Hittites
Peuple ancien de l'Anatolie centrale, attesté du xixe au xiie s. avant J.-C.
Le terme « hittite » vient de Hatti, nom que portait, au IIIe millénaire, le bassin de l'Halys, son peuple et la langue qu'il parlait.
1. Les origines
La population hittite s'est formée par la fusion des indigènes (qui lui ont donné leur nom, Hatti) et de nouveaux venus à langue indo-européenne, dont l'origine et la date d'arrivée en Anatolie centrale restent inconnues et qui adoptent la civilisation de leurs hôtes. Le nouveau peuple, les Hittites, ou Hatti, est attesté pour la première fois dans les « tablettes de Cappadoce », archives des marchands assyriens installés en Anatolie centrale depuis la fin du xxe s. avant J.-C. Il est alors divisé en cités-États, dont les rois se disputeront longtemps la prédominance.
Pour en savoir plus, voir l'article hittite [langue].
2. L'Ancien Royaume (xviiie-xve siècles avant J.-C.)
Les modernes désignent ainsi la période, encore très pauvre en documents indigènes, où les Hittites, qui forment maintenant un État unique, commencent à fédérer, sous la direction de leurs souverains, les royaumes anatoliens voisins et réalisent hors de l'Anatolie des conquêtes de courte durée. La dynastie qui l'a emporté et a détruit ses rivales en Hatti s'est finalement installée à Hattousa (ou Hattousha [aujourd'hui Boğazköy]), un site fortifié au nord du pays. Ses rois n'hésitent pas à franchir le Taurus, attirés par la richesse et le haut niveau de civilisation des royaumes amorrites de la Syrie septentrionale, à qui ils empruntent l'écriture cunéiforme pour écrire en akkadien et en nésite (langue indo-européenne du Hatti, que les spécialistes nomment hittite). Hattousili Ier lutte contre le plus puissant de ces États syriens, le Yamhad (dont la capitale est à Alep), qui est détruit par son successeur, Moursili Ier (vers 1600 avant J.-C.) ; ce dernier, également vainqueur des Hourrites qui occupent les confins de l'Anatolie et de la Mésopotamie, va même, dans un raid sans lendemain, surprendre Babylone, où il met fin à la dynastie amorrite (1595 avant J.-C.).
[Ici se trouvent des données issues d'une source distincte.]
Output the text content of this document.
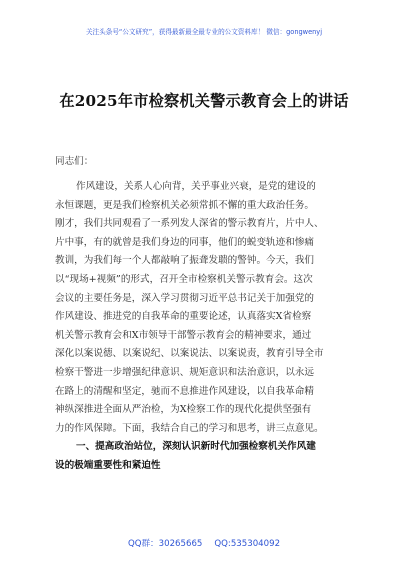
关注头条号“公文研究”，获得最新最全最专业的公文资料库！ 微信：gongwenyj
在2025年市检察机关警示教育会上的讲话
同志们：
作风建设，关系人心向背，关乎事业兴衰，是党的建设的
永恒课题，更是我们检察机关必须常抓不懈的重大政治任务。
刚才，我们共同观看了一系列发人深省的警示教育片，片中人、
片中事，有的就曾是我们身边的同事，他们的蜕变轨迹和惨痛
教训，为我们每一个人都敲响了振聋发聩的警钟。今天，我们
以“现场+视频”的形式，召开全市检察机关警示教育会。这次
会议的主要任务是，深入学习贯彻习近平总书记关于加强党的
作风建设、推进党的自我革命的重要论述，认真落实X省检察
机关警示教育会和X市领导干部警示教育会的精神要求，通过
深化以案说德、以案说纪、以案说法、以案说责，教育引导全市
检察干警进一步增强纪律意识、规矩意识和法治意识，以永远
在路上的清醒和坚定，驰而不息推进作风建设，以自我革命精
神纵深推进全面从严治检，为X检察工作的现代化提供坚强有
力的作风保障。下面，我结合自己的学习和思考，讲三点意见。
一、提高政治站位，深刻认识新时代加强检察机关作风建
设的极端重要性和紧迫性
QQ群：30265665 QQ:535304092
Mais Moursili Ier est assassiné peu après, et ce drame est le premier d'une série de crimes commis par des ambitieux, princes ou époux de princesses, au détriment de rois, qui sont souvent déconsidérés par leurs défaites. Devant la poussée hourrite, les Hittites évacuent la Syrie septentrionale et la Cilicie ; d'autre part, au nord-est du Hatti, ils ne parviennent pas à arrêter les incursions du peuple barbare des Kaska (ou Gasga), qui continueront jusqu'à la fin de l'État hittite. Le déclin est momentanément enrayé durant le règne de Télibinou (fin du xvie s. avant J.-C.) ; ce souverain a laissé un long rescrit qui formule ou rappelle les règles de la succession héréditaire au trône et les procédures concernant les crimes commis par des personnes de la famille royale.
3. Le Nouveau Royaume (vers 1450-1380 avant J.-C.)
Au xve s. avant J.-C., le Hatti est complètement éclipsé par l'empire du Mitanni, qui exerce son influence, par l'intermédiaire de groupes indo-aryens et hourrites, sur un espace qui va du Zagros à la vallée de l'Oronte. Après 1450 avant J.-C., le trône de Hattousa passe à une nouvelle dynastie, qui semble originaire du Kizzouwatna (Kizouvatna), un royaume qui correspond à la Cilicie orientale et à la Cataonie, et dont la population, de parler louvite (langue indo-européenne répandue dans tout le sud de l'Anatolie), a été profondément influencée par les Hourrites. Les personnes de la nouvelle lignée royale de Hattousa portent des noms hourrites, et c'est à leur avènement que les rois prennent un nom hittite traditionnel. Ils ne sont pas plus heureux d'abord que leurs prédécesseurs de la fin de l'Ancien Royaume, et, sous Toudhaliya III, le Hatti, trahi par les petits États fédérés, de toutes parts envahi par ses voisins anatoliens, semble sur le point de succomber.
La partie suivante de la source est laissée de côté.